Fraggle Rock, Idaho-After several days of intense rescue efforts by an experienced team of Doozers, attempts at retrieving a group of Fraggles, 22-inch tall underground dwelling humanoids, caught in a cave-in have been called off today and the creatures have officially been declared dead.
"I knew this would happen," explained Red, a Fraggle who is thought to now be the last surviving member of the species. "It was only a matter of time before Gobo went and got himself killed, and I always worried that he'd drag the rest of us down with him with his silly "exploring". This is that damn Traveling Matt's fault!"

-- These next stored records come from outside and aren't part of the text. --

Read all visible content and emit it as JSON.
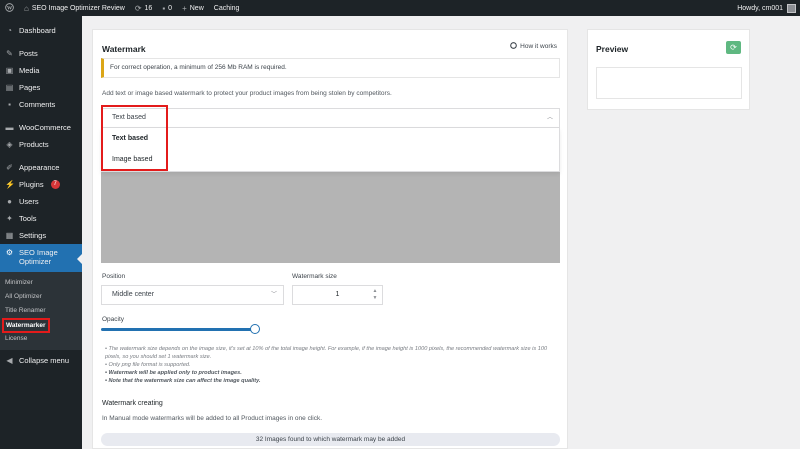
{
  "adminbar": {
    "site_name": "SEO Image Optimizer Review",
    "updates_count": "16",
    "comments_count": "0",
    "new_label": "New",
    "caching_label": "Caching",
    "howdy": "Howdy, cm001"
  },
  "sidebar": {
    "dashboard": "Dashboard",
    "posts": "Posts",
    "media": "Media",
    "pages": "Pages",
    "comments": "Comments",
    "woocommerce": "WooCommerce",
    "products": "Products",
    "appearance": "Appearance",
    "plugins": "Plugins",
    "plugins_badge": "7",
    "users": "Users",
    "tools": "Tools",
    "settings": "Settings",
    "seo_line1": "SEO Image",
    "seo_line2": "Optimizer",
    "submenu": {
      "minimizer": "Minimizer",
      "all_optimizer": "All Optimizer",
      "title_renamer": "Title Renamer",
      "watermarker": "Watermarker",
      "license": "License"
    },
    "collapse": "Collapse menu"
  },
  "watermark": {
    "title": "Watermark",
    "how_it_works": "How it works",
    "notice": "For correct operation, a minimum of 256 Mb RAM is required.",
    "description": "Add text or image based watermark to protect your product images from being stolen by competitors.",
    "type_select_value": "Text based",
    "type_options": [
      "Text based",
      "Image based"
    ],
    "position_label": "Position",
    "position_value": "Middle center",
    "size_label": "Watermark size",
    "size_value": "1",
    "opacity_label": "Opacity",
    "opacity_level": 1.0,
    "notes": [
      "The watermark size depends on the image size, it's set at 10% of the total image height. For example, if the image height is 1000 pixels, the recommended watermark size is 100 pixels, so you should set 1 watermark size.",
      "Only png file format is supported.",
      "Watermark will be applied only to product images.",
      "Note that the watermark size can affect the image quality."
    ],
    "creating_title": "Watermark creating",
    "creating_desc": "In Manual mode watermarks will be added to all Product images in one click.",
    "found_text": "32 Images found to which watermark may be added"
  },
  "preview": {
    "title": "Preview"
  },
  "colors": {
    "accent": "#2271b1",
    "highlight": "#e31b1b",
    "refresh": "#5fb881"
  }
}
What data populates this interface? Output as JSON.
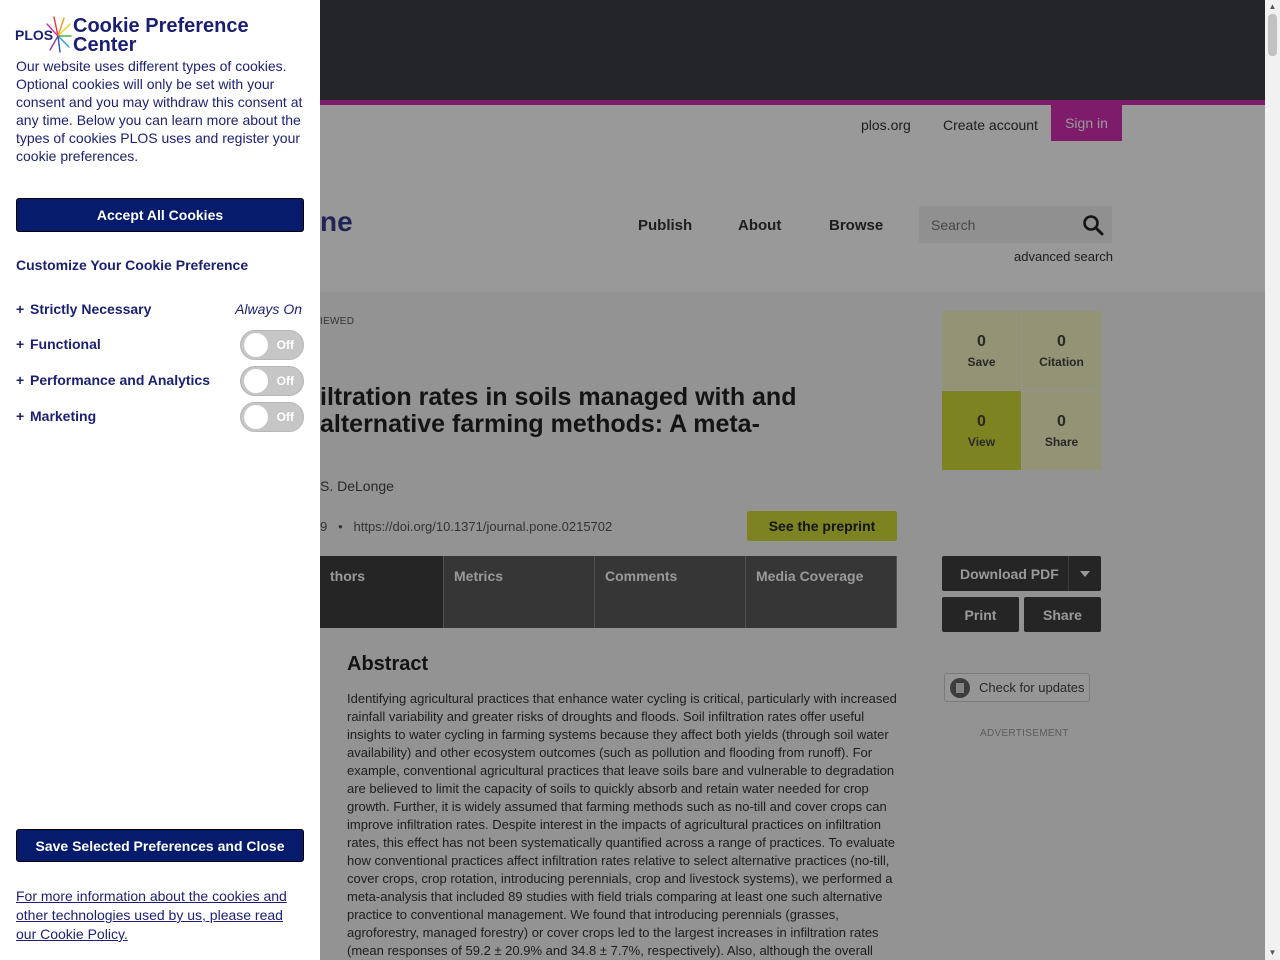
{
  "header": {
    "util_links": [
      "plos.org",
      "Create account"
    ],
    "signin_label": "Sign in",
    "logo_fragment": "ne",
    "nav": [
      "Publish",
      "About",
      "Browse"
    ],
    "search_placeholder": "Search",
    "advanced_search": "advanced search"
  },
  "article": {
    "review_badge": "IEWED",
    "title": "iltration rates in soils managed with and alternative farming methods: A meta-",
    "authors": "S. DeLonge",
    "doi_prefix": "9",
    "doi_url": "https://doi.org/10.1371/journal.pone.0215702",
    "preprint_label": "See the preprint",
    "tabs": [
      "thors",
      "Metrics",
      "Comments",
      "Media Coverage"
    ],
    "abstract_heading": "Abstract",
    "abstract_text": "Identifying agricultural practices that enhance water cycling is critical, particularly with increased rainfall variability and greater risks of droughts and floods. Soil infiltration rates offer useful insights to water cycling in farming systems because they affect both yields (through soil water availability) and other ecosystem outcomes (such as pollution and flooding from runoff). For example, conventional agricultural practices that leave soils bare and vulnerable to degradation are believed to limit the capacity of soils to quickly absorb and retain water needed for crop growth. Further, it is widely assumed that farming methods such as no-till and cover crops can improve infiltration rates. Despite interest in the impacts of agricultural practices on infiltration rates, this effect has not been systematically quantified across a range of practices. To evaluate how conventional practices affect infiltration rates relative to select alternative practices (no-till, cover crops, crop rotation, introducing perennials, crop and livestock systems), we performed a meta-analysis that included 89 studies with field trials comparing at least one such alternative practice to conventional management. We found that introducing perennials (grasses, agroforestry, managed forestry) or cover crops led to the largest increases in infiltration rates (mean responses of 59.2 ± 20.9% and 34.8 ± 7.7%, respectively). Also, although the overall"
  },
  "sidebar": {
    "metrics": [
      {
        "value": "0",
        "label": "Save"
      },
      {
        "value": "0",
        "label": "Citation"
      },
      {
        "value": "0",
        "label": "View"
      },
      {
        "value": "0",
        "label": "Share"
      }
    ],
    "download_label": "Download PDF",
    "print_label": "Print",
    "share_label": "Share",
    "updates_label": "Check for updates",
    "advert_label": "ADVERTISEMENT"
  },
  "cookie": {
    "logo_text": "PLOS",
    "title": "Cookie Preference Center",
    "description": "Our website uses different types of cookies. Optional cookies will only be set with your consent and you may withdraw this consent at any time. Below you can learn more about the types of cookies PLOS uses and register your cookie preferences.",
    "accept_label": "Accept All Cookies",
    "subhead": "Customize Your Cookie Preference",
    "categories": [
      {
        "plus": "+",
        "name": "Strictly Necessary",
        "state": "Always On"
      },
      {
        "plus": "+",
        "name": "Functional",
        "state": "Off"
      },
      {
        "plus": "+",
        "name": "Performance and Analytics",
        "state": "Off"
      },
      {
        "plus": "+",
        "name": "Marketing",
        "state": "Off"
      }
    ],
    "save_label": "Save Selected Preferences and Close",
    "footer_text": "For more information about the cookies and other technologies used by us, please read our Cookie Policy."
  },
  "colors": {
    "brand_magenta": "#d42eb2",
    "cookie_navy": "#061b6b",
    "metric_highlight": "#d3db39"
  }
}
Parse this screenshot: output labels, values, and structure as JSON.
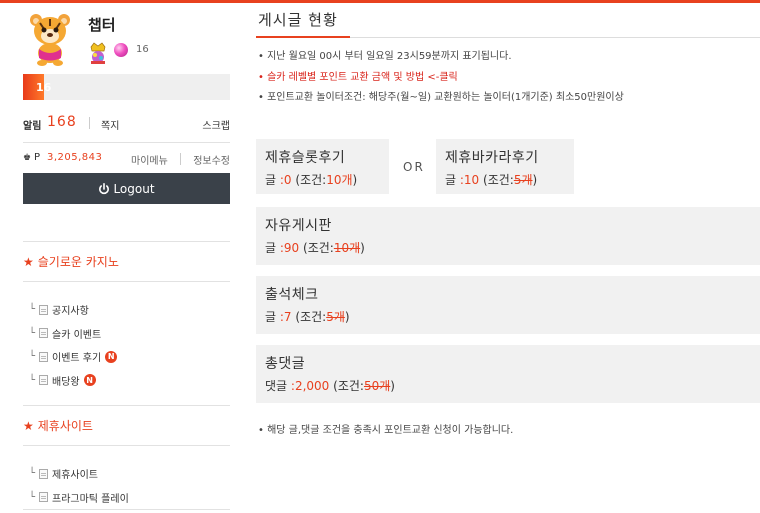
{
  "profile": {
    "nickname": "챕터",
    "level": "16",
    "level_progress": 0.1
  },
  "alarm": {
    "label": "알림",
    "count": "168"
  },
  "menu_links": {
    "memo": "쪽지",
    "scrap": "스크랩",
    "mypage": "마이메뉴",
    "info_edit": "정보수정"
  },
  "points": {
    "label": "P",
    "value": "3,205,843"
  },
  "logout": {
    "label": "Logout"
  },
  "section1": {
    "title": "슬기로운 카지노",
    "items": [
      {
        "label": "공지사항",
        "new": false
      },
      {
        "label": "슬카 이벤트",
        "new": false
      },
      {
        "label": "이벤트 후기",
        "new": true
      },
      {
        "label": "배당왕",
        "new": true
      }
    ]
  },
  "section2": {
    "title": "제휴사이트",
    "items": [
      {
        "label": "제휴사이트"
      },
      {
        "label": "프라그마틱 플레이"
      }
    ]
  },
  "new_badge": "N",
  "main": {
    "title": "게시글 현황",
    "notices": [
      "• 지난 월요일 00시 부터 일요일 23시59분까지 표기됩니다.",
      "• 슬카 레벨별 포인트 교환 금액 및 방법 <-클릭",
      "• 포인트교환 놀이터조건: 해당주(월~일) 교환원하는 놀이터(1개기준) 최소50만원이상"
    ],
    "or_label": "OR",
    "footnote": "• 해당 글,댓글 조건을 충족시 포인트교환 신청이 가능합니다."
  },
  "cards": {
    "slot": {
      "title": "제휴슬롯후기",
      "prefix": "글",
      "value": ":0",
      "cond_prefix": "(조건:",
      "cond": "10개",
      "suffix": ")"
    },
    "baccarat": {
      "title": "제휴바카라후기",
      "prefix": "글",
      "value": ":10",
      "cond_prefix": "(조건:",
      "cond": "5개",
      "suffix": ")"
    },
    "free": {
      "title": "자유게시판",
      "prefix": "글",
      "value": ":90",
      "cond_prefix": "(조건:",
      "cond": "10개",
      "suffix": ")"
    },
    "attendance": {
      "title": "출석체크",
      "prefix": "글",
      "value": ":7",
      "cond_prefix": "(조건:",
      "cond": "5개",
      "suffix": ")"
    },
    "comments": {
      "title": "총댓글",
      "prefix": "댓글",
      "value": ":2,000",
      "cond_prefix": "(조건:",
      "cond": "50개",
      "suffix": ")"
    }
  },
  "colors": {
    "accent": "#e8411f",
    "dark_button": "#3a4149",
    "card_bg": "#f1f1f1"
  }
}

A number of theories have been proposed as to why the near entirety of the Fraggle population was gathered in one of the lesser-known caves. Fraggleologists are convinced that, based on the 5-year long documentary of Fraggle life which was televised from 1983 to 1987, the group was searching for a fresh supply of tasty Doozer scaffolding. A competing theory involves the establishment of a Fraggle cult, built around the worship of an all-knowing all-seeing Trash Heap.
Not everyone is upset about the unfortunate demise of these colorful, radish eating critters. Ma Gorg, self-proclaimed Queen of the Universe revealed, "Good riddance to those pest. Fraggles are nothing but vermin. Radish stealing vermin." Silly creature from outer space, and former North American Society of Tinkerers "Man of the Year" Jerome Crystal seemed unconcerned by the deadly turn of events, asking "What's a Fraggle? Did Shimmelfinney put you up to this?"